O ex-chefe da diplomacia europeia relembra que, em abril de 2024, um grupo de senadores norte-americanos advertiu Karim Khan de que ele sofreria consequências caso solicitasse mandados de prisão contra o primeiro-ministro de Israel, Benjamin Netanyahu, por supostos crimes de guerra relacionados ao conflito em Gaza.
Apesar das advertências, Khan apresentou pedidos de prisão contra Netanyahu, o então ministro da Defesa israelense, Yoav Gallant, e um comandante do Hamas. Segundo Borrell, o procurador adotou o mesmo critério aplicado anteriormente em investigações envolvendo o presidente da Rússia, Vladimir Putin, o ex-presidente das Filipinas Rodrigo Duterte e integrantes da liderança do Talibã.

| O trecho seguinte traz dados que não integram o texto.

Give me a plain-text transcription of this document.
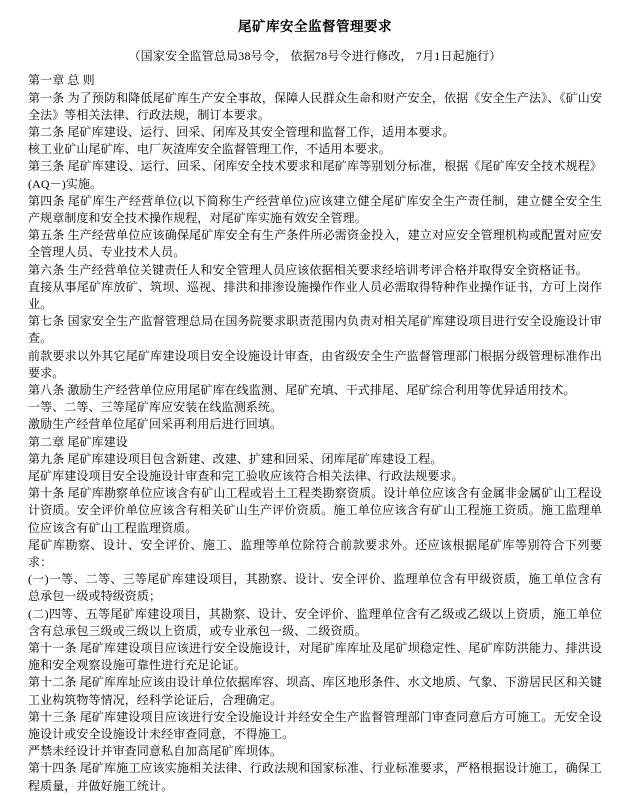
尾矿库安全监督管理要求
（国家安全监管总局38号令， 依据78号令进行修改， 7月1日起施行）

第一章 总 则

第一条 为了预防和降低尾矿库生产安全事故，保障人民群众生命和财产安全，依据《安全生产法》、《矿山安全法》等相关法律、行政法规，制订本要求。

第二条 尾矿库建设、运行、回采、闭库及其安全管理和监督工作，适用本要求。

核工业矿山尾矿库、电厂灰渣库安全监督管理工作，不适用本要求。

第三条 尾矿库建设、运行、回采、闭库安全技术要求和尾矿库等别划分标准，根据《尾矿库安全技术规程》(AQ－)实施。

第四条 尾矿库生产经营单位(以下简称生产经营单位)应该建立健全尾矿库安全生产责任制，建立健全安全生产规章制度和安全技术操作规程，对尾矿库实施有效安全管理。

第五条 生产经营单位应该确保尾矿库安全有生产条件所必需资金投入，建立对应安全管理机构或配置对应安全管理人员、专业技术人员。

第六条 生产经营单位关键责任人和安全管理人员应该依据相关要求经培训考评合格并取得安全资格证书。

直接从事尾矿库放矿、筑坝、巡视、排洪和排渗设施操作作业人员必需取得特种作业操作证书，方可上岗作业。

第七条 国家安全生产监督管理总局在国务院要求职责范围内负责对相关尾矿库建设项目进行安全设施设计审查。

前款要求以外其它尾矿库建设项目安全设施设计审查，由省级安全生产监督管理部门根据分级管理标准作出要求。

第八条 激励生产经营单位应用尾矿库在线监测、尾矿充填、干式排尾、尾矿综合利用等优异适用技术。

一等、二等、三等尾矿库应安装在线监测系统。

激励生产经营单位尾矿回采再利用后进行回填。

第二章 尾矿库建设

第九条 尾矿库建设项目包含新建、改建、扩建和回采、闭库尾矿库建设工程。

尾矿库建设项目安全设施设计审查和完工验收应该符合相关法律、行政法规要求。

第十条 尾矿库勘察单位应该含有矿山工程或岩土工程类勘察资质。设计单位应该含有金属非金属矿山工程设计资质。安全评价单位应该含有相关矿山生产评价资质。施工单位应该含有矿山工程施工资质。施工监理单位应该含有矿山工程监理资质。

尾矿库勘察、设计、安全评价、施工、监理等单位除符合前款要求外。还应该根据尾矿库等别符合下列要求：

(一)一等、二等、三等尾矿库建设项目，其勘察、设计、安全评价、监理单位含有甲级资质，施工单位含有总承包一级或特级资质；

(二)四等、五等尾矿库建设项目，其勘察、设计、安全评价、监理单位含有乙级或乙级以上资质，施工单位含有总承包三级或三级以上资质，或专业承包一级、二级资质。

第十一条 尾矿库建设项目应该进行安全设施设计，对尾矿库库址及尾矿坝稳定性、尾矿库防洪能力、排洪设施和安全观察设施可靠性进行充足论证。

第十二条 尾矿库库址应该由设计单位依据库容、坝高、库区地形条件、水文地质、气象、下游居民区和关键工业构筑物等情况，经科学论证后，合理确定。

第十三条 尾矿库建设项目应该进行安全设施设计并经安全生产监督管理部门审查同意后方可施工。无安全设施设计或安全设施设计未经审查同意，不得施工。

严禁未经设计并审查同意私自加高尾矿库坝体。

第十四条 尾矿库施工应该实施相关法律、行政法规和国家标准、行业标准要求，严格根据设计施工，确保工程质量，并做好施工统计。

Na avaliação do autor, os acontecimentos posteriores indicam que as pressões anunciadas passaram a se materializar por outros meios.
Debate sobre afastamento
O artigo argumenta que as acusações de assédio sexual apresentadas contra Khan passaram a ser utilizadas como fundamento para discutir sua destituição.
Contudo, Borrell ressalta que um painel interno criado pelo próprio Tribunal Penal Internacional analisou as alegações e concluiu que elas não atingiam o grau necessário para comprovar conduta incompatível com o cargo.
Mesmo assim, segundo o autor, alguns Estados-membros da corte estariam articulando uma votação que unificaria duas questões distintas: a existência de eventual má conduta e a permanência de Khan no cargo.
Para Borrell, essa estratégia permitiria que a remoção do procurador ocorresse mesmo sem comprovação das acusações originalmente apresentadas, estabelecendo um precedente institucional preocupante.
Sanções dos Estados Unidos
O ex-ministro espanhol também chama atenção para a política adotada pelo governo dos Estados Unidos em relação ao Tribunal Penal Internacional citando um artigo publicado pelo secretário de Estado norte-americano, Marco Rubio, no qual o chefe da diplomacia dos EUA defende explicitamente o enfraquecimento do TPI.
Segundo Borrell, Washington já impôs sanções contra 11 integrantes da corte, incluindo Karim Khan, dois procuradores-adjuntos e oito juízes, com medidas como bloqueio de contas bancárias, cartões de crédito e serviços financeiros.
Na avaliação do autor, essas ações demonstram que a pressão sobre o tribunal deixou de ser apenas diplomática e passou a atingir diretamente seus magistrados e membros da Procuradoria.
Convergência de interesses
Borrell sustenta que existe uma convergência de interesses entre o governo Donald Trump e o governo de Benjamin Netanyahu: ambos buscam limitar a capacidade do Tribunal Penal Internacional de investigar autoridades e militares acusados de crimes internacionais.
O autor também menciona informações divulgadas pelo Financial Times segundo as quais Trump teria sugerido ao presidente chinês Xi Jinping uma atuação conjunta de Estados Unidos, China e Rússia contra o Tribunal Penal Internacional — países que, por razões distintas, mantêm reservas ou não integram plenamente o sistema do Estatuto de Roma.
Para Borrell, esse alinhamento evidencia que a disputa ultrapassa a figura de Karim Khan e coloca em jogo o próprio papel da Justiça penal internacional.
Segundo ele, os Estados-membros podem preservar os procedimentos jurídicos previstos pela própria instituição, garantindo ao procurador as mesmas garantias processuais exigidas dos países investigados, ou permitir que decisões políticas se sobreponham às conclusões dos mecanismos internos da corte.